Example No. 637: An “urgent news bulletin” from Dennis D’Amico of Prescott, Arizona, who complains that Pope John Paul II is agitating for an “army-supported world power.” 

After three pages of text demonstrating the Pope’s plot, D’Amico comes to his conclusion: “John Paul II cannot possibly be a true pope. He is an imposter and a pretender to the Throne, as were the three ‘popes’ before him. We have not had a true pope in the Catholic Church since the death of Pope Pius XII in 1958. . . . ‘Sedevacantism‘ is the only logical position any true Catholic can hold in these days of the Great Apostasy.” 

D’Amico suggests the reader send away for his essays, especially “The Great Apostasy,” which is “57 pages long. Hutton Gibson of Australia (editor of The War is Now! and father of Mel Gibson, the movie actor) liked the article, so he made up 1,000 copies in a condensed version and mailed it all over the world.” 
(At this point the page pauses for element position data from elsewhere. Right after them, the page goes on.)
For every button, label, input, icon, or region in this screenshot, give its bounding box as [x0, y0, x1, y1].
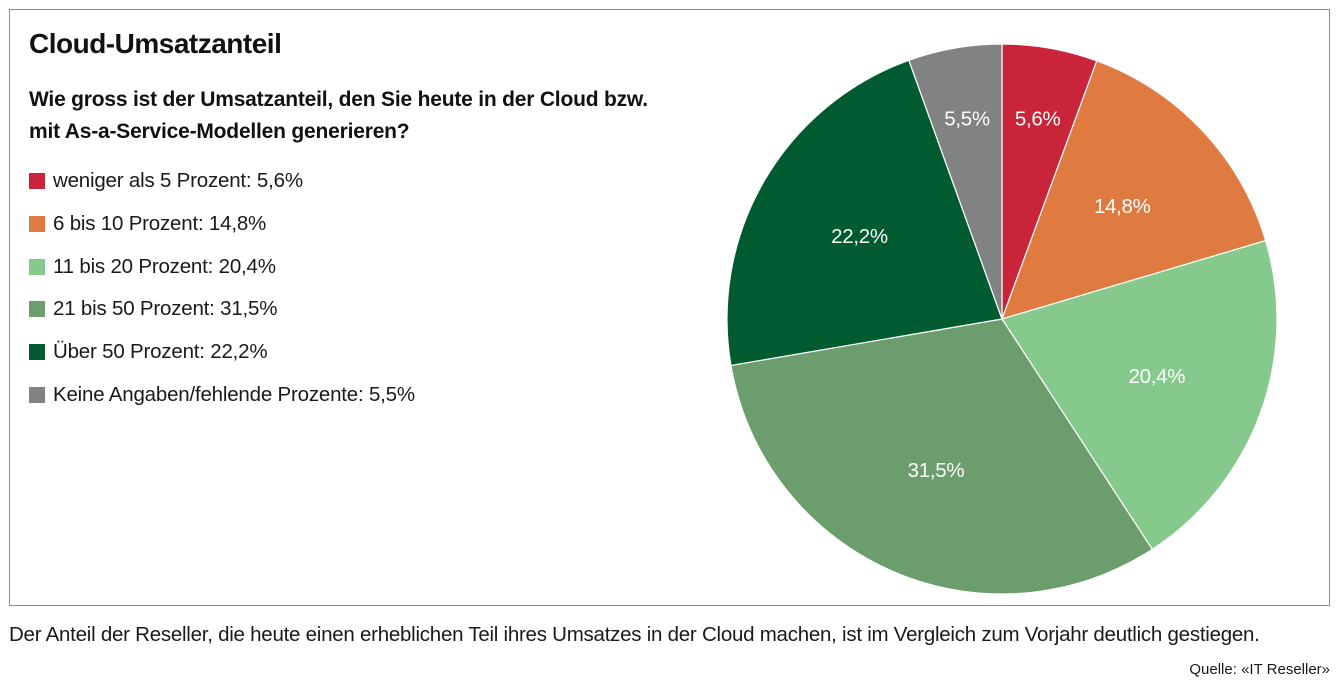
legend-item: 6 bis 10 Prozent: 14,8%	[29, 203, 415, 246]
legend-item: weniger als 5 Prozent: 5,6%	[29, 160, 415, 203]
pie-slice	[1001, 239, 1278, 551]
slice-data-label: 14,8%	[1094, 195, 1151, 218]
legend-item: Über 50 Prozent: 22,2%	[29, 331, 415, 374]
chart-subtitle: Wie gross ist der Umsatzanteil, den Sie …	[29, 88, 648, 143]
slice-data-label: 20,4%	[1129, 365, 1186, 388]
pie-chart: 5,6% 14,8% 20,4% 31,5% 22,2% 5,5%	[726, 43, 1278, 595]
pie-slice	[908, 43, 1003, 320]
legend-item: 21 bis 50 Prozent: 31,5%	[29, 288, 415, 331]
legend-label: Über 50 Prozent: 22,2%	[53, 340, 268, 364]
slice-data-label: 31,5%	[908, 459, 965, 482]
legend-swatch	[29, 344, 45, 361]
chart-title: Cloud-Umsatzanteil	[29, 28, 282, 59]
legend-item: Keine Angaben/fehlende Prozente: 5,5%	[29, 373, 415, 416]
chart-panel: Cloud-Umsatzanteil Wie gross ist der Ums…	[9, 9, 1330, 606]
legend-label: weniger als 5 Prozent: 5,6%	[53, 169, 303, 193]
slice-data-label: 5,6%	[1015, 108, 1061, 131]
legend-swatch	[29, 301, 45, 318]
legend-label: Keine Angaben/fehlende Prozente: 5,5%	[53, 382, 415, 406]
legend-label: 6 bis 10 Prozent: 14,8%	[53, 212, 267, 236]
legend-swatch	[29, 386, 45, 403]
legend-swatch	[29, 173, 45, 190]
legend-label: 11 bis 20 Prozent: 20,4%	[53, 254, 276, 278]
legend-item: 11 bis 20 Prozent: 20,4%	[29, 245, 415, 288]
legend: weniger als 5 Prozent: 5,6% 6 bis 10 Proz…	[29, 160, 415, 416]
legend-label: 21 bis 50 Prozent: 31,5%	[53, 297, 278, 321]
pie-slice	[730, 318, 1154, 595]
source-note: Quelle: «IT Reseller»	[1189, 661, 1330, 678]
slice-data-label: 5,5%	[944, 108, 990, 131]
slice-data-label: 22,2%	[831, 225, 888, 248]
pie-slice	[1001, 60, 1267, 320]
legend-swatch	[29, 216, 45, 233]
legend-swatch	[29, 258, 45, 275]
pie-slice	[726, 59, 1003, 367]
figure-caption: Der Anteil der Reseller, die heute einen…	[9, 623, 1260, 646]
We’ve never met D’Amico (or either of the Gibsons, for that matter, though we’ve heard Gibson fils is sympathetic to his father’s religious notions–if so, a curious position for a successful actor, since success in Hollywood seems often to require an outright rejection of all things traditional, not an embracing of an arch-traditionalist stance). If we do ever meet D’Amico and like-minded folks, we’re not really sure what to say. 

How do you deal with, well, fanatics? Some people are convinced there are Commies or capitalists under every bed. Others say everything’s run by the Jews. And some say all Catholics, except for a tiny remnant (to which they happen to belong) have been hoodwinked. 

D’Amico goes so far, for example, as to suggest the late Cardinal Siri was the real pope, but that authorities from B’nai B’rith were upset at his election and so forced the 1963 conclave to choose Giovanni Montini (Paul VI) instead. 

How do you handle such notions? How do you handle people at the other end of the spectrum who think the Vatican aims “to keep women subservient,” as though there is some gigantic plan to do in half the human race? What do you say to fanatics of the right or the left? Yes, you pray for them, but how can you get through to them? We’re open to suggestions. 


 

One more from Arizona: “The Believer’s and Overcomer’s Church Report publishes the documented facts about religious and political organizations that claim to be `Christian’ such as the Religion of the Papacy. . . . Our publications are mainly directed at exposing the Papacy as it continues to spread propaganda around the globe that they are the one true religion from the Bible, thus deceiving many people.” 


 

Obituaries in Circle Network News, a New Age paper: “Edam, dearest black feline friend of his human companions, left for the Summerland and was received into the arms of Bast at dawn, December 1. The home he had lived in for 20 years burned down 10 days later. Edam’s family, Donald, Annie, and Morgan Lindsay, are fine, rebuilding, and very impressed with the Goddess’s exquisite timing.”

“Shasta Moon, beautiful and full of courage, guardian, healer and spirit warrior, passed into the Shining Land November 29. Blessed and beloved, she sits, wise and powerful, at the right hand of the Goddess.” [The obituary editor gives no clue regarding Shasta Moon’s species.]